Not the same. It is so much harder to teach a classroom of children than it is to teach my own.
But teaching at co-op has been so good for me. I’ve learned to look further down the road to graduation. I’ve learned to be a stricter teacher and disciplinarian. And I’ve learned more about children and education in general.
It’s so easy to think that my kids are like kids everywhere or that kids everywhere are pretty much the same. Not true. Not true at all.
At co-op I have to try and meet children where they are. And they come from homes where the rules are different and the expectations are different.
What I take for granted in my kids, I realize now, is the result of the work that my husband and I have put into raising them. And my children’s weaknesses are also a result of that same training.
Because of co-op, I can see a little more clearly what we’re doing right and what we’re doing wrong.
What we’re doing right?
My kids know how to think. We don’t spend as much time as I’d like discussing deep concepts, but we do talk a lot–everybody at my house is always talking–and we’re all so loud. My husband and I love debating and arguing and having deep meaningful conversations, and my kids are beginning to get involved in some of those conversations. Our current favorite topic is the economy and the demise of America as we know it.
After spending a couple of years at co-op, I see that many, many homeschooled students are excellent thinkers. Most of the highschool students that I teach are amazing in their ability to research, filter through information, and write up their opinion(s) about the topic. But not all of them are capable of doing this on the same level. There are a few whom I have encountered over the years that have unclear, muddled thinking. They don’t know how to narrow down ideas to the crux of the matter. (This is why I like The Lost Tools of Writing so much. It’s not muddled.)
What we’re doing wrong?
~sigh~ There’s so much I don’t know where to begin. I’m working on discipline, scheduling, habit training, and the list goes on. My kids are good kids, but I didn’t learn about Charlotte Mason’s methods until I was an adult, and I am the one that needs habit training. I am working on all of those above issues for me, and as I get better in these areas, my children improve in these same areas as well. They catch my habits.

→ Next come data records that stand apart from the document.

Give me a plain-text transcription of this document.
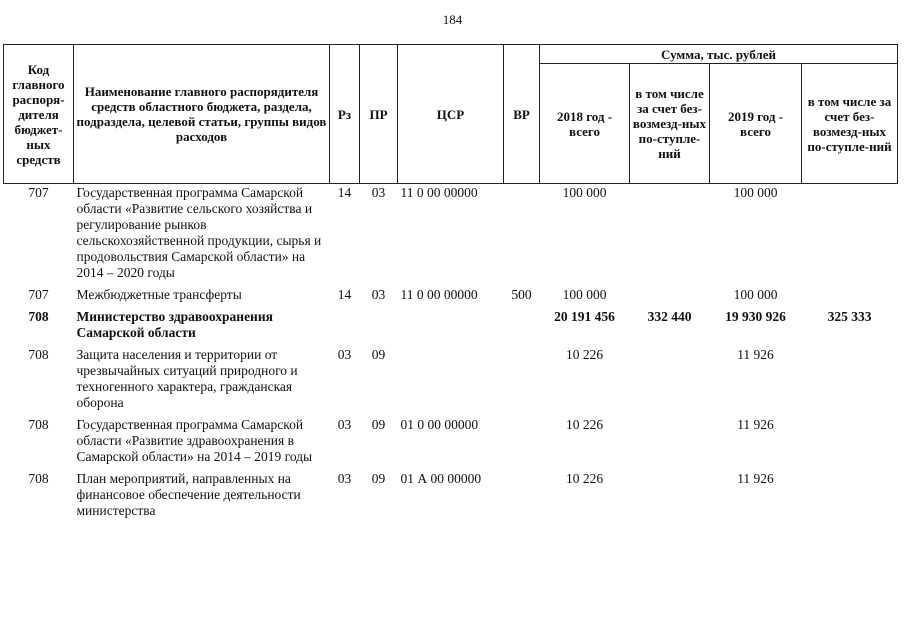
184
Код главного распоря-дителя бюджет-ных средств	Наименование главного распорядителя средств областного бюджета, раздела, подраздела, целевой статьи, группы видов расходов	Рз	ПР	ЦСР	ВР	Сумма, тыс. рублей			
						2018 год - всего	в том числе за счет без-возмезд-ных по-ступле-ний	2019 год - всего	в том числе за счет без-возмезд-ных по-ступле-ний
707	Государственная программа Самарской области «Развитие сельского хозяйства и регулирование рынков сельскохозяйственной продукции, сырья и продовольствия Самарской области» на 2014 – 2020 годы	14	03	11 0 00 00000		100 000		100 000	
707	Межбюджетные трансферты	14	03	11 0 00 00000	500	100 000		100 000	
708	Министерство здравоохранения Самарской области					20 191 456	332 440	19 930 926	325 333
708	Защита населения и территории от чрезвычайных ситуаций природного и техногенного характера, гражданская оборона	03	09			10 226		11 926	
708	Государственная программа Самарской области «Развитие здравоохранения в Самарской области» на 2014 – 2019 годы	03	09	01 0 00 00000		10 226		11 926	
708	План мероприятий, направленных на финансовое обеспечение деятельности министерства	03	09	01 А 00 00000		10 226		11 926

So more than anything, co-op is helping me to be more organized and together by requiring me to be more organized and together. The end result is that my kids are becoming more organized and together.
The biggest drawback to attending co-op is the fear it causes in me. I fear that my kids will not get as good an education because the teachers are not teaching my children the way I would. (This is huge!)
In some instances, I know it’s right. But in others, I know that I have seen the co-op teachers doing a better job in some subjects than what I would have done. And my children are benefiting.
Our co-op is worth the risk. The ladies who run it are amazing and are gifted at what they’re doing. I’m really looking forward to what is happening at our co-op.